Respostas dos Ensinamentos Tradicionais da Igreja Católica


"Quem dera que todo o povo profetizasse, e que o Senhor lhe desse o Seu Es­pírito..." (Núm. 11, 24-30).

Não, não é concedido à todos, aliás, raramente é concedido, porque “é dado esporadica­mente a alguns membros da Igreja” (D. Antônio Afonso de Mi­randa, ob. cit.).

É uma ilusão e “um sonho (n.c: e não deixa de ser um erro)..., imagi­nar que à to­dos seja con­cedido o Dom das Línguas, pois, é limitado a algu­mas pessoas... Não, por­que as Graças do Espíri­to não são distribuídas a to­dos da mesma maneira, nem na mes­ma pro­porção: ‘A cada um de nós foi dada a Graça, segundo a medida do Dom de Cristo’ (Ef. 4, 7). Não, porque além de não serem iguais as Graças concedidas, também é certo que nem todos coo­peram com a Graça da mesma forma...

Mas agora perguntamos: estas transformações extraordinárias se tem que ope­rar neces­sariamente em todos?

Não, porque Deus não quer levar todas as almas pelo mesmo cami­nho” (Mons. Lúcio Navar­ro, “Legítima Interpretação da Bíblia”, Part. I, Cap. V, N. 103).

► "E também por este motivo, quando foi necessário que poucos ho­mens pre­gassem a Ver­dade da Fé a muitos povos, alguns foram divinament­e instruídos para fala­rem várias línguas" (S. Tomás de Aquino, “Suma contra os Gentios”, Vol. II, Liv. III, Cap. CLIV, nº 3261).

► “Dom das Línguas, chamado Glossolalia (Dom de falar várias lín­guas), ao que se refe­re S. Paulo, quando enumera as nove espécies de Dons que são des­critos como ‘gratiae gratis datae’. Estes são obra do Espírito Santo em certas al­mas escolhidas, para o bem comum de toda a Igreja, como po­demos ver com o que aconteceu no dia Pentecostes aos Apóstolos, Milagre este que tem sido reno­vado no decorrer das idades” (Cardeal Alexis Henri M. Lepicier, O.S.M., “O Mundo Invisível”, Part. III, Cap. I, Art. II, N. 4).

► “Acaso… falam todos diversas línguas?... (I Cor. 12, 30-31). Obvia­mente não, por­que nem todos recebiam todos os Dons. Nem era importante que quaisquer indivídu­os da­dos devessem possuir ou procurar qualquer de­les. Nem deviam ser procurados Dons que meramente outorga­vam o poder de fazer coisas extraordinárias, mas o que era para se procurar eram Graças que san­tificassem a alma de cada um: ‘Aspirai a melhores Dons’, escreveu o Apóstolo das Gentes, ‘vou mostrar-vos um caminho ainda mais exce­lente’ (I Cor. 12, 30-31). E dedicou todo o capítulo seguin­te da sua Epístola a acentu­ar a necessida­de de cultivar a Caridade e a Virtude Cristã Pessoal” (R. Pe. Dr. L. Rumble, M.S.C., ob. cit.).

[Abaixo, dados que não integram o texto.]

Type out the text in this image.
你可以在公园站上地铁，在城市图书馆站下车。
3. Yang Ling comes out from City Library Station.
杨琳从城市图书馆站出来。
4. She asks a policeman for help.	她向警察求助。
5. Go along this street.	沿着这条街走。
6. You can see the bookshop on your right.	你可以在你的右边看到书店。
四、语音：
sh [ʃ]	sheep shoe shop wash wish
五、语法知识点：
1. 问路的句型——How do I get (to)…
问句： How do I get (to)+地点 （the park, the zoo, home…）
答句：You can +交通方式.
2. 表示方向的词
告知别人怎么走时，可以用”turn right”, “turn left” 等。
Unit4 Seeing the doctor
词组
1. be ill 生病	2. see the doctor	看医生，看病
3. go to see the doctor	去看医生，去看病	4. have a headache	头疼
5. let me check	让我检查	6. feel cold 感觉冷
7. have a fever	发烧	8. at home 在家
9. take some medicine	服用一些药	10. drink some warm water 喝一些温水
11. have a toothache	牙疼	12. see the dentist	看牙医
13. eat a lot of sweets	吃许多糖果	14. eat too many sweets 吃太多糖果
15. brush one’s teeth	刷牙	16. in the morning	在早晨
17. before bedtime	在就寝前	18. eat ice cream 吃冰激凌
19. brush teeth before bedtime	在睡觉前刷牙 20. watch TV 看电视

► “As Graças ‘gratis datae’, respondemos, são concedidas por Deus aos que de­vem ocu­par-se com a eterna salvação do próximo e em pro­porção da cooperação que os mesmos devem prestar a essa nobilíssima ta­refa...” (R. Pe. Gabriel Roschini, O.S.M., ob. cit.).

► “Certamente, assim como vemos que nunca se acham dois ho­mens perfeita­mente se­melhantes nos Dons Naturais, assim também nunca se acham dois perfeita­mente iguais nos Dons Sobrenaturais... E, assim como no Céu ‘ninguém sabe o nome novo senão aquele que o recebe’ (Apoc. 2, 17), por­que cada um dos Bem-aventurados tem o seu nome particular segundo o ser novo da Glória que adquire, assim também na terra cada um recebe uma Gra­ça tão particular, que todas são diver­sas. Por isso, Nosso Salvador (S. Mat. 13, 45) compara a Sua Graça às pérolas que, como diz Plínio, se chamam por outro modo, uniões, porque são tão únicas cada uma nas suas qualidades, que nunca se acham duas que sejam perfeitamente iguais; e, assim como ‘uma estrela é diferente da outra em clari­dade’ (I Cor. 15, 41), assim também, os homens se­rão diferentes uns dos outros na Glória, sinal evi­dente de o haverem sido na Graça. Ora, essa variedade na Graça, ou essa Graça na varie­dade, faz uma mui sagrada beleza e mui suave harmonia, que rejubila toda a Santa Cidade da Jeru­salém Celeste... Ora, o mesmo sucede nas coisas sobrenaturais: ‘Cada pes­soa tem seu Dom; um assim, e outro assim’ (I Cor. 7, 7), diz o Espírito Santo” (S. Francisco de Sa­les, “Tratado do Amor de Deus”, Liv. II, Cap. VII).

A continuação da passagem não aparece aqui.